Zum Beispiel Elfriede Scholz, geborene Remark – ja, eine Schwester des Schriftstellers Erich Maria Remarque. Sie war Schneiderin, hatte in Dresden ein eigenes Atelier – und sprach mit ihren Kundinnen offen über den Krieg. Die Soldaten seien »Schlachtvieh«, erklärte sie, und Hitler wünschte sie den Tod. Sie wurde denunziert, von der Gestapo verhaftet, vom Volksgerichtshof zum Tode verurteilt – und hingerichtet. Ihr Bruder widmete ihr später den Roman »Der Funke Leben«.

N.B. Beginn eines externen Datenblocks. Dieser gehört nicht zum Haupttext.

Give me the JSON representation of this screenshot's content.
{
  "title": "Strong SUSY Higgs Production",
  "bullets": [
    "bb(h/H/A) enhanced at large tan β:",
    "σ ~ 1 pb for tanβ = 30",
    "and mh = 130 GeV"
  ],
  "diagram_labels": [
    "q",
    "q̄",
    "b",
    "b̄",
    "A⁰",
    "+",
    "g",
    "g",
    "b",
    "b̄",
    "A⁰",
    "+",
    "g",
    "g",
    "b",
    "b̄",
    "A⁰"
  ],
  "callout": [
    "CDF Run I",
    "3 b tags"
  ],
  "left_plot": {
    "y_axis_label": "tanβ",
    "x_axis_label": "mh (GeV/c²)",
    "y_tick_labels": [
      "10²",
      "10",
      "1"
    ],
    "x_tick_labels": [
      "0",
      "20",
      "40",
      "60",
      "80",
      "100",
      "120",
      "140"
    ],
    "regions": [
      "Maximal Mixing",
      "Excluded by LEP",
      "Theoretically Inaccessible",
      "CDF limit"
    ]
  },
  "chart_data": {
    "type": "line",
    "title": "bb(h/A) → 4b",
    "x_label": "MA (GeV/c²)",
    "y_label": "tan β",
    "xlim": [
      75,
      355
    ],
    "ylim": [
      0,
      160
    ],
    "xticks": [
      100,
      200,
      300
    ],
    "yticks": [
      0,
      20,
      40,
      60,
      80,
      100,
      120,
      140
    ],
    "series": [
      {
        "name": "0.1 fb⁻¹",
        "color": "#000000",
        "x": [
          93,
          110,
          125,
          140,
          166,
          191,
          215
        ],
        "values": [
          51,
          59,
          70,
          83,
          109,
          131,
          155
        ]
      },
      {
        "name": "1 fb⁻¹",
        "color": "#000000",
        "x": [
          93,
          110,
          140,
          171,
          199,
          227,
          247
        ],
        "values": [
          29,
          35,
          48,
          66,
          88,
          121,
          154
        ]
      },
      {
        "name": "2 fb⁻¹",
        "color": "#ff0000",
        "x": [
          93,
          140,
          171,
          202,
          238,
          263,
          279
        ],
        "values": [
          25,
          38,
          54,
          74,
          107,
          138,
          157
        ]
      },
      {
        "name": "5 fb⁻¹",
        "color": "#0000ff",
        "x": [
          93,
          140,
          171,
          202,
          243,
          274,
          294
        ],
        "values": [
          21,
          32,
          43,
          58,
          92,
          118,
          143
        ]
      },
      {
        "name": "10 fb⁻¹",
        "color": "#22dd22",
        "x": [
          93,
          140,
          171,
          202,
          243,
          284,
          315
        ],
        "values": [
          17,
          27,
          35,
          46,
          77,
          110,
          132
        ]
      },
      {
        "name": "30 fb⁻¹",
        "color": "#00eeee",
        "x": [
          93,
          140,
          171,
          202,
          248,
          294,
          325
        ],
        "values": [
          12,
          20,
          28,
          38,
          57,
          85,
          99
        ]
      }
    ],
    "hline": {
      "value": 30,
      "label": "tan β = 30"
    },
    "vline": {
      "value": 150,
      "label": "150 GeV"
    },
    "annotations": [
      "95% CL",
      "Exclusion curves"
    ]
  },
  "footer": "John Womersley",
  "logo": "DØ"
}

Unbekannte Frauen faszinieren

Natürlich zeigt die Ausstellung auch prominente Frauen wie Freya von Moltke oder Marlene Dietrich (»Jungs, opfert euch nicht. Der Krieg ist doch Scheiße, Hitler ist ein Idiot«), aber gerade die unbekannten faszinieren wegen der Vielfalt ihrer Motive, Aktivitäten, Identitäten. Man begegnet den Hamburger »Swing Girls« Inga und Jutta -Madlung, die im KZ Ravensbrück eingesperrt wurden. Der links engagierten Jüdin Lisa Fittko, die immer weiter floh (Prag, Schweiz, Paris), bis sie irgendwann an der spanischen Grenze landete und dort Verfolgten bei der Flucht über die -Pyrenäen half. Sie selbst konnte schließlich nach Kuba entkommen. Der Katholikin Margarete Sommer, die Informationen über Deportation, Gettos, Lager – die Auslöschung der Juden zusammentrug. Einer ihrer Berichte gelangte sogar in den Vatikan. Der weiter schwieg. Und Sofie Schlegel aus Pfullingen, die im April 1945 gegen die sinnlose Verteidigung der Stadt protestierte, mit anderen Frauen Panzersperren abbaute, sich von den Drohungen des Volkssturms nicht einschüchtern ließ und schließlich – zusammen mit anderen Frauen – weiß gekleidet den französischen Panzern entgegenging. Pfullingen blieb verschont. 2023 (!) wurden die Frauen dort mit einer Stele geehrt …

Die Ausstellung »Frauen im Widerstand gegen den Nationalsozialismus« wird in der »Gedenkstätte Deutscher Widerstand« (Stauffenbergstraße 13, Berlin) bis zum 3. November 2024 gezeigt. Von Montag bis Freitag ist sie zwischen 9 und 18 Uhr geöffnet, am Wochenende zwischen 10 und 18 Uhr. Der Eintritt ist frei.

Zu empfehlen ist auch die Website zu »Frauen im Widerstand gegen den Nationalsozialismus«: frauen-im-widerstand-33-45.de. Dort werden über 300 Biografien vorgestellt, zu sehen sind Fotos der Ausstellung, zu hören ist ein Mitschnitt der Ausstellungseröffnung.

Der Katalog zur Ausstellung ist momentan vergriffen, wird aber nachgedruckt.